New York City is in the midst of a bike boom. From 2008 to 2018, daily cycling grew by 116 percent. The pandemic dramatically accelerated New Yorkers’ embrace of cycling as an alternative way of getting around the city: Citi Bike demand more than doubled and shops across the city ran out of bikes to sell. Cities around the world are responding by building hundreds of miles of new bike lanes and, crucially, expanding bike parking. Mayors such as Paris’s Anne Hidalgo acted swiftly, recognizing the opportunity to combat climate change with carbon-free transportation that actually speeds up traffic and reduces congestion.

Yet, the city’s bike lanes are constantly obstructed: Garbage, snow, illegally parked cars, delivery trucks, and more make these lanes dangerous and impassable, while the city prioritizes the more than 75 percent of street space dedicated to cars. New Yorkers deserve a plan for clearing these blockages, but we also deserve a vision for navigating a political obstacle: community boards.

The East 61st St. bike lane. Photo: Liam Jeffries
The East 61st Street bike lane. File photo: Liam Jeffries

My community board, on the Upper East Side, asked the DOT in 2015 to propose crosstown bike routes. More than five years later, it took three meetings and nine hours until we finally voted to support making permanent two crosstown bike lanes on East 61st and East 62nd streets.

I’m often proud of the work we do, but such drawn-out processes and delays are unacceptable.

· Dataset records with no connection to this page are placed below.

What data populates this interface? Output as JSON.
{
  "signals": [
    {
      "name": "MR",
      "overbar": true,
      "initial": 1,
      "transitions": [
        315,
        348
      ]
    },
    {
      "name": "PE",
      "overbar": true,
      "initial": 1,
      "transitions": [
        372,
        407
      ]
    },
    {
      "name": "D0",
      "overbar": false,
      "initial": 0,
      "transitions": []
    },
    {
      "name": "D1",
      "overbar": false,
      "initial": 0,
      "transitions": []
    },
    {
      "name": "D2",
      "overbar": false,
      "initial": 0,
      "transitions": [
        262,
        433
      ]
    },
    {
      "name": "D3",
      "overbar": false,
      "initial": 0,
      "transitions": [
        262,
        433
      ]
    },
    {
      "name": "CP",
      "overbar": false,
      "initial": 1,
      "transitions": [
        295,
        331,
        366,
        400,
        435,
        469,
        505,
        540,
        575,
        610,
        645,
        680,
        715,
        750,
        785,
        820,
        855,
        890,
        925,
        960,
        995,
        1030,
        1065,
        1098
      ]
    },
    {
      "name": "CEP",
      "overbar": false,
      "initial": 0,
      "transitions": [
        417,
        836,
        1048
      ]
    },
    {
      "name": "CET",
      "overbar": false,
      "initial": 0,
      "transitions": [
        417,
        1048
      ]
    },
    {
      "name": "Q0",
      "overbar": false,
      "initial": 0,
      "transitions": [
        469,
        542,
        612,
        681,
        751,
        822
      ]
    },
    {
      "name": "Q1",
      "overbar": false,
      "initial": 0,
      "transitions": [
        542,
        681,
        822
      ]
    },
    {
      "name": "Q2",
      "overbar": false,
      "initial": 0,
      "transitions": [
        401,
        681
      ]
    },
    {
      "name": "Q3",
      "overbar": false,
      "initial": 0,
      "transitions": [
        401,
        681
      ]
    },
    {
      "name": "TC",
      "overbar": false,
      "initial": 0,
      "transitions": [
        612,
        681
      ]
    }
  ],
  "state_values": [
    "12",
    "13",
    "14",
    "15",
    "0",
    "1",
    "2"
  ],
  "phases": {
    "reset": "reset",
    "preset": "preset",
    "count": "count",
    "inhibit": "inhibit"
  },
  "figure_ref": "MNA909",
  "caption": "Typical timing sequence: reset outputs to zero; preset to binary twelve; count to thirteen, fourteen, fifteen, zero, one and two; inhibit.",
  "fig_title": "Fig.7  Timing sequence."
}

DOT’s overly deferential attitude toward community boards  means that too many important safety improvements are being slowed or stopped. Two years ago, the DOT caved on its proposal for crosstown bike lanes in the East 80s, leaving cyclists like myself to navigate car traffic to get to and from Central Park. In 2011, the DOT abandoned on-street bike lanes in Bay Ridge, creating an eight-year delay. In Sunnyside, where a delivery cyclist was killed in 2017, it took more than a year for the DOT to announce the installation of protected bike lanes over the local community board’s opposition.

The bureaucratic delays go beyond bike lanes. Community boards can undermine accessibility improvements – such as new subway elevators and sidewalk redesigns, open streets, and other plans – that make our streets safer for all. Whether the DOT allows community boards to veto street design has profound consequences for safety, mobility, and our environment. Lives are at stake: Last year, 27 cyclists were killed, including 35-year old Sarah Pitts. As her brother put it, “There’s a clear mismatch between the importance cycling has taken on, and the city’s ability to make sure people protecting themselves from COVID are also protected while biking.”

In 2021, voters elected a wave of new leaders with bold plans for safe, complete, and accessible streets. Let’s make sure those plans become reality, and that we remove the obstructions in our path — both the physical and political.

Billy Freeland (@BillyFreelandNY) is an attorney, member of Community Board 8, and former candidate for City Council in District 5, which includes the Upper East Side, Roosevelt Island, El Barrio, and Midtown East. The views here are his own.